As the soiree broke up at midnight he handed out copies of the Koran, his own Green Book on the Libyan revolution, and a pamphlet entitled How to be a Muslim.
Colonel Gaddafi, noted for his eccentric behaviour, aroused hackles in Italy in June when he arived for celebrations marking an historic Italian-Libyan reconciliation accord with a photograph pinned to his chest of a Libyan national hero executed by Italian Fascist troops during Italy's occupation of Libya.
The food summit was inaugurated at the Rome headquarters of the UN Food and Agriculture organisation (FAO) this morning by Pope Benedict XVI. It is attended by the leaders of 100 countries including Colonel Gaddafi, Luiz Inacio Lula da Silva of Brazil, Hosni Mubarak of Egypt, Hugo Chavez of Venezuela, and President Robert Mugabe of Zimbabwe.
Mr Mugabe arrived in Rome at the weekend with an entourage of sixty and his wife Grace. Because of his human rights record Mr Mugabe has been barred from travelling to the European Union since 2002, but is allowed to attend United Nations meetings. He has twice used this loophole to attend FAO food summits in Rome.
The summit opening was also attended by Silvio Berlusconi, the increasingly beleagured Italian Prime Minister, who was due to go on trial today in Milan for corruption in the first case to be resumed since he lost his immunity from prosecution last month. The trial involves alleged tax fraud and false accounting in the purchase of film rights in the United States by Mediaset, Mr Berlusconi's television company.
Mr Berlusconi's lawyers said that he would not be in the dock today as he has to attend the world food summit. The hearings were postponed until January because of his Prime Ministerial duties.
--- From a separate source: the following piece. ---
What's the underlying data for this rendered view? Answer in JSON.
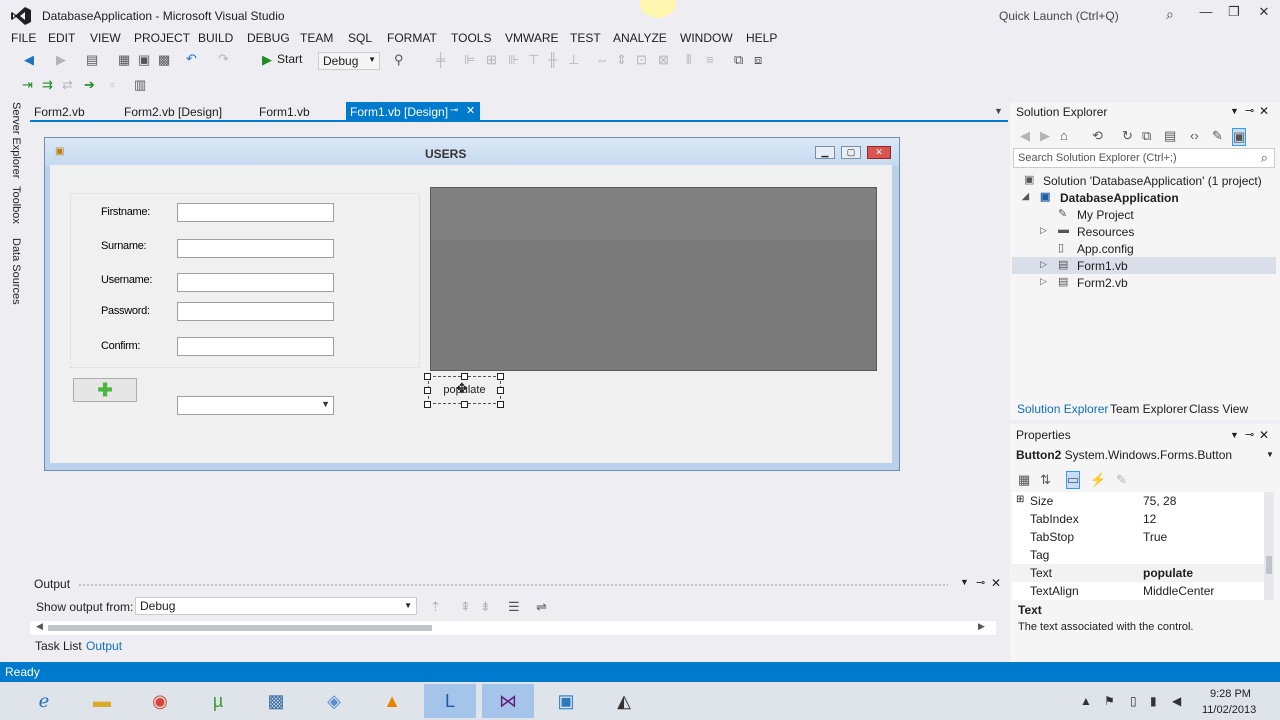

Mr Berlusconi was the only G8 head of government to attend today's gathering on the plight of the world's one billion starving people. Fabio De Pasquale, the Milan prosecutor, said there was no reason why Mr Berlusconi could not have attended this morning's hearing and still returned to Rome in time to go to the summit.
Mr Berlusconi is making a last ditch attempt to avoid conviction by rushing a bill through Parliament shortening the lengths of trials for offences carrying a sentence of ten years or less. This would mean the collapse of the Mediaset tax fraud trial as well as another trial, due to resume on 27 November, in which Mr Berlusconi is accused of having given a $600,000 (£358,000) bribe to David Mills, his former British tax adviser and estranged husband of Tessa Jowell, the Olympics Minister.
The move has run into objections from within Mr Berlusconi's own ranks as well as the opposition that it is "unconstitutional", however.